Do Brain Training games really work?

The Brain Training concept is supposedly this. Playing specific games is akin to physical exercise for your Brain. By playing such games you are exercising your Brain, and thus improving it, and keeping it sharp and in tip top shape.

Over the years there have been various studies that suggest “Nope, it does not work like that”. Then up pops some paper that appears to conflict with that and finds what appears to be some evidence that there just might be something to it. So what is the truth?

Part of the criticism of many small studies is that the number of people involved was too small, and also the period of time that their players used brain training was not long enough, to reach a decisive robust conclusion. In the context of the Brain Training question, that just changed. The results of a new study have just been published within the Journal of Experimental Psychology. The title of the published paper is one that gives the game away regarding their conclusion: “Brain training habits are not associated with generalized benefits to cognition: An online study of over 1000 “brain trainers”.

They do make a point of pointing out the problem with the answer not being previously known due to the serious flaws within many previous studies …

the literature is replete with studies that use ill-defined criteria for establishing transferable improvements to cognition, often using single training and outcome measures with small samples

As you might perhaps anticipate, they have addressed that problem within their study.

What exactly did they do?

They ran a large-scale study that involved a rather diverse set of over 1,000 participants. To be a tad more precise, they recruited over 8,000 via Cambridge Brain Sciences, and from that group they found that just over 1,000 of them actively used brain training games, and some had been doing so for as long as five years.

In other words, with many people who don’t play such games, and many who did, they could compare their general cognitive skills. My guess is that the folks who liked playing games would have had fun being measured via memory exercises, spatial reasoning tasks, pattern-finding puzzles, and strategy challenges.

What Did they find?

Well yes, you already know, but here it is in their own words …

We found no association between any measure of cognitive functioning and whether participants were currently “brain training” or not, even for the most committed brain trainers. Duration of brain training also showed no relationship with any cognitive performance measure. This result was the same regardless of participant age, which brain training program they used, or whether they expected brain training to work.

In other words, those using Brain Training games had no measurable improvement in any brain function when compared to those that did not use them.

To use the precise words of the lead author of the study, Bobby Stojanoski, a cognitive neuroscientist at Western University in Ontario …

“No matter how we sliced the data, we were unable to find any evidence that brain training was associated with cognitive abilities,”

Rather obviously there is a vast industry out there flogging Brain Training games on the false assumption that these games will improve your brain, so this study is a huge kick in the teeth for the entire business model behind all of that.

Is there any Benefit at all from Brain Training games?
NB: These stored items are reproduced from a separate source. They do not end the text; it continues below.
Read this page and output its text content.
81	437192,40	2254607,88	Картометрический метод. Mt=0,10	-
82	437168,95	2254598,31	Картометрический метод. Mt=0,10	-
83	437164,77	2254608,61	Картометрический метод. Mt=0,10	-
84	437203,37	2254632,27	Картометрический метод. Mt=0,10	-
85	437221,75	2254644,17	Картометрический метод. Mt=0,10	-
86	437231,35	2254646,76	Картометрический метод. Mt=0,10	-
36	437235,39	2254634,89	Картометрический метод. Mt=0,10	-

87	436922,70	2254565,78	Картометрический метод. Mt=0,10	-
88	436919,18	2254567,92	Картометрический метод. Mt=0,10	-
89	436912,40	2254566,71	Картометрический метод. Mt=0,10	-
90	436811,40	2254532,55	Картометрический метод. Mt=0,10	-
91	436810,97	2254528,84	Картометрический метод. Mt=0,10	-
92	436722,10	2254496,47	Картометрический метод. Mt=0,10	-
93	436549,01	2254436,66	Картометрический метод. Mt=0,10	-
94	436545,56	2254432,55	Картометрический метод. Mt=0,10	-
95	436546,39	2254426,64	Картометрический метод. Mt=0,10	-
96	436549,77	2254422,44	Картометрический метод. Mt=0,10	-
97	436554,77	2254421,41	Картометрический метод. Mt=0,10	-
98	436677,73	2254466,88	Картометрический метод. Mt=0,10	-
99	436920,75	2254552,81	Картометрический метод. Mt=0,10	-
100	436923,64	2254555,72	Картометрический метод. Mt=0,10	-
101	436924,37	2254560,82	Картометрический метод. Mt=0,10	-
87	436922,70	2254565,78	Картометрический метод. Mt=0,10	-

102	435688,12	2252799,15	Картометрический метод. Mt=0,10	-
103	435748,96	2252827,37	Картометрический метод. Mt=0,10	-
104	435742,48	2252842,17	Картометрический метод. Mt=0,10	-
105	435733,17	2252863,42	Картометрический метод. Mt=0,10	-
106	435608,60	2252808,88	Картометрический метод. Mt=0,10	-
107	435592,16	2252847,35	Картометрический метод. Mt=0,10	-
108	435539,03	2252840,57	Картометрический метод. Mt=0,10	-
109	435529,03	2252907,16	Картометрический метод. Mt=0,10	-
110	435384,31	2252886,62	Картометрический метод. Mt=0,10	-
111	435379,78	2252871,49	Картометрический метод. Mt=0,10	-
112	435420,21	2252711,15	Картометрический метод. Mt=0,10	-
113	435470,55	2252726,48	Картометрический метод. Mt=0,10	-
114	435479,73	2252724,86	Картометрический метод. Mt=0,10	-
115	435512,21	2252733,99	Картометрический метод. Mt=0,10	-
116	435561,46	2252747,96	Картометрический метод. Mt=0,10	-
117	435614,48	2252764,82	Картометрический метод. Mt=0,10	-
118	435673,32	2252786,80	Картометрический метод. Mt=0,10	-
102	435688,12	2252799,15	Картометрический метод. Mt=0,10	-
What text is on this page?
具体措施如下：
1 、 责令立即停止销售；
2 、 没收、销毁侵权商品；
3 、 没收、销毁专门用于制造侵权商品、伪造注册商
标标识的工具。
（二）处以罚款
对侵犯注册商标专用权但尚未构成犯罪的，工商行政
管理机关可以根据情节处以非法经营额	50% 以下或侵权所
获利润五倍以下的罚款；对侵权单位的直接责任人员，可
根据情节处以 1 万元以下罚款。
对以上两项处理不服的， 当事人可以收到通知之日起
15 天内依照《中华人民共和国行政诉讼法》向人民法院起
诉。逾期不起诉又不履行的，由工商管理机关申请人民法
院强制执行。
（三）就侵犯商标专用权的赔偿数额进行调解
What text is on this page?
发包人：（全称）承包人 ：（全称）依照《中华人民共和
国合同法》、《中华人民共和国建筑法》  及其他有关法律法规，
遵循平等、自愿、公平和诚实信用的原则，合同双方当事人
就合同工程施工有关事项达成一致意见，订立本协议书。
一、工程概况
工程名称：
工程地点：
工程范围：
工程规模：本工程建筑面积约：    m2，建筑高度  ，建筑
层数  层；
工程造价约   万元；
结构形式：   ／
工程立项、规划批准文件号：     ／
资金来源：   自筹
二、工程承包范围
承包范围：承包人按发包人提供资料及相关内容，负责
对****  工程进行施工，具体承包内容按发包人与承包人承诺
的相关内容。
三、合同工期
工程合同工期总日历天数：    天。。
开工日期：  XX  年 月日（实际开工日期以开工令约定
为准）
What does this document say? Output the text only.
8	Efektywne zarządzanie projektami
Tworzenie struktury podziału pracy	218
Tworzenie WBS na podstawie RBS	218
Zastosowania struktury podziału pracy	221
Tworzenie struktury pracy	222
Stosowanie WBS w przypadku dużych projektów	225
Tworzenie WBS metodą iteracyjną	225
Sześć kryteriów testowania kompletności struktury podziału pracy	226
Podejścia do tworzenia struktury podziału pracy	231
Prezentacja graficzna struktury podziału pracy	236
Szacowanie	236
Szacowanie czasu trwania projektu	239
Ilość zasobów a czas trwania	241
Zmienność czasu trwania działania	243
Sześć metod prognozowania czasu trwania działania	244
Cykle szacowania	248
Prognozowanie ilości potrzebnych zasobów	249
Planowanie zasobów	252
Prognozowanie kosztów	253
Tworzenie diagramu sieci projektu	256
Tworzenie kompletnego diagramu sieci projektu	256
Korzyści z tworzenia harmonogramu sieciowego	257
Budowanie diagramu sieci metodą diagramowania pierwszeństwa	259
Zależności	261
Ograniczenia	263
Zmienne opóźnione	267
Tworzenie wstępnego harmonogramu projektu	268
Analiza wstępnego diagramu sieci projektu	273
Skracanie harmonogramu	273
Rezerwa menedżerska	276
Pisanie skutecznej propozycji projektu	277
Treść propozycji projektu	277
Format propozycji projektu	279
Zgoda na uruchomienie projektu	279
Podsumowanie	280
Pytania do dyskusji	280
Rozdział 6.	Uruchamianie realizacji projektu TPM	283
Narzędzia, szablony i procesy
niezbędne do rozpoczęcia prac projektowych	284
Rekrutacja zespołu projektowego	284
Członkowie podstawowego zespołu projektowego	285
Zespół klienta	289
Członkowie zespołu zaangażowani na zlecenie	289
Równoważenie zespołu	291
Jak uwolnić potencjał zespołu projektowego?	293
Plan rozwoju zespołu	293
In one sense yes. If you play a specific game, and keep on practising that game, your skill at playing that specific game improves. Over time you become very very good at playing it. Well yes, I’m not speaking in theory, that has been my personal experience. However, if you then pickup a new game, then unless the games are very very similar, you are back to starting from scratch. In other words, practising with such games does enable you to become good at playing such games, but sadly it does not enhance your general cognitive skills. If it did, then I along with several others, should by now have become superhero.